A team of researchers from DeepMind has developed a new architecture that allows neural networks to perform number-related tasks more efficiently. It involves the creation of a module with the basic mathematical operations described in it. The module was named Neural Arithmetic Logic Unit (NALU).
Scientists have noticed that neural networks are rarely able to successfully generalize concepts beyond the data set on which they were trained. For example, when working with numbers, models don't extrapolate the data to high-order quantities. After studying the problem, the researchers found that it also extends to other arithmetic functions.

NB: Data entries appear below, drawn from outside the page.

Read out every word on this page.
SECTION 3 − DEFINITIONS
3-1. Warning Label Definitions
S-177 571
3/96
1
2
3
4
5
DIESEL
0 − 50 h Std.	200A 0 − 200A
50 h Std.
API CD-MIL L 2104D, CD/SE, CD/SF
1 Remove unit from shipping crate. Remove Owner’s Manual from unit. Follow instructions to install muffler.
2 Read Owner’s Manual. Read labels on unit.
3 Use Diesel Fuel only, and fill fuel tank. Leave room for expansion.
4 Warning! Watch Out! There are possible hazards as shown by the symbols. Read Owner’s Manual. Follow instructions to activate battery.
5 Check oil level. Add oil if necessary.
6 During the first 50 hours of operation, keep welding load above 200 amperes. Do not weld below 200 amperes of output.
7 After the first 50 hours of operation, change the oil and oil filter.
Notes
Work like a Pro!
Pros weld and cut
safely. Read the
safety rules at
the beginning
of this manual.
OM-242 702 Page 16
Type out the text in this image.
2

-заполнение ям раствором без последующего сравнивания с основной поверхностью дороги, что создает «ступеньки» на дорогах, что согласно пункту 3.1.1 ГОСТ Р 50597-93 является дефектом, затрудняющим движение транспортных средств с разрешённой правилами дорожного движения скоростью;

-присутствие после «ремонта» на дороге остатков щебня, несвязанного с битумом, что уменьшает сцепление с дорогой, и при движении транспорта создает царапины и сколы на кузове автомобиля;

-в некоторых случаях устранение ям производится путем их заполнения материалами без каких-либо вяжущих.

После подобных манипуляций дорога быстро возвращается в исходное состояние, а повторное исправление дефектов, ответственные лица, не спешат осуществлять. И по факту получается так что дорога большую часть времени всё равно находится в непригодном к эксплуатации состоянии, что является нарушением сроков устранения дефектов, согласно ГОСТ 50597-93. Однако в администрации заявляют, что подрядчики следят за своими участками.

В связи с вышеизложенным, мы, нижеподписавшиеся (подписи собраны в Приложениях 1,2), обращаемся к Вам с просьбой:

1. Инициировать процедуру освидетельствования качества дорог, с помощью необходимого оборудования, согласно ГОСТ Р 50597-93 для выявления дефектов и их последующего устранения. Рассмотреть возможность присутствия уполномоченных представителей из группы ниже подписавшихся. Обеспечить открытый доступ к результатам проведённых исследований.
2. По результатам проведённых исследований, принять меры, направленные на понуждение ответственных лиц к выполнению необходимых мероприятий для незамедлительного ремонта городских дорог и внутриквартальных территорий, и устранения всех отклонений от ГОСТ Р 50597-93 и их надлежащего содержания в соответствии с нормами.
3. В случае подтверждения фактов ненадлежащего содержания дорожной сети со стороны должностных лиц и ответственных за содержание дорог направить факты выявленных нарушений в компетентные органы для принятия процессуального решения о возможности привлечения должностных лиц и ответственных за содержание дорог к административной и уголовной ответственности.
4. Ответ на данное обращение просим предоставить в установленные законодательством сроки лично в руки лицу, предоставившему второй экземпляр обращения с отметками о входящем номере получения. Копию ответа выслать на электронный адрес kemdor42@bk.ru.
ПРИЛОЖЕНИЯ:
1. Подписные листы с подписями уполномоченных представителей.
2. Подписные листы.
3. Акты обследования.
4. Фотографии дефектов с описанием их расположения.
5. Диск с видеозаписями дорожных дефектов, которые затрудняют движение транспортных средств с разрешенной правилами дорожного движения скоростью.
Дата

When standard neural architectures are trained to count to a number, they often struggle to count to a higher one. We explored this limitation and found that it extends to other arithmetic functions as well, leading to our hypothesis that neural networks learn numbers similar to how they learn words, as a finite vocabulary. This prevents them from properly extrapolating functions requiring previously unseen (higher) numbers. Our objective was to propose a new architecture which could perform better extrapolation.
Lead researcher, NALU
The structure with NALU suggests predetermining a set of basic, potentially useful mathematical functions (addition, subtraction, division and multiplication). Subsequently, the neural network itself decides where these functions are best used, rather than figuring out from scratch what it is.
The tests showed that neural networks with a new architecture are capable of learning tasks such as tracking time periods, performing arithmetic operations on image numbers, counting objects on a picture, and executing computer code.
In March 2018, DeepMind introduced a new paradigm for learning AI models. Unlike standard methods, it does not require a large set of input data: the algorithm learns to perform tasks independently, gradually mastering the necessary skills.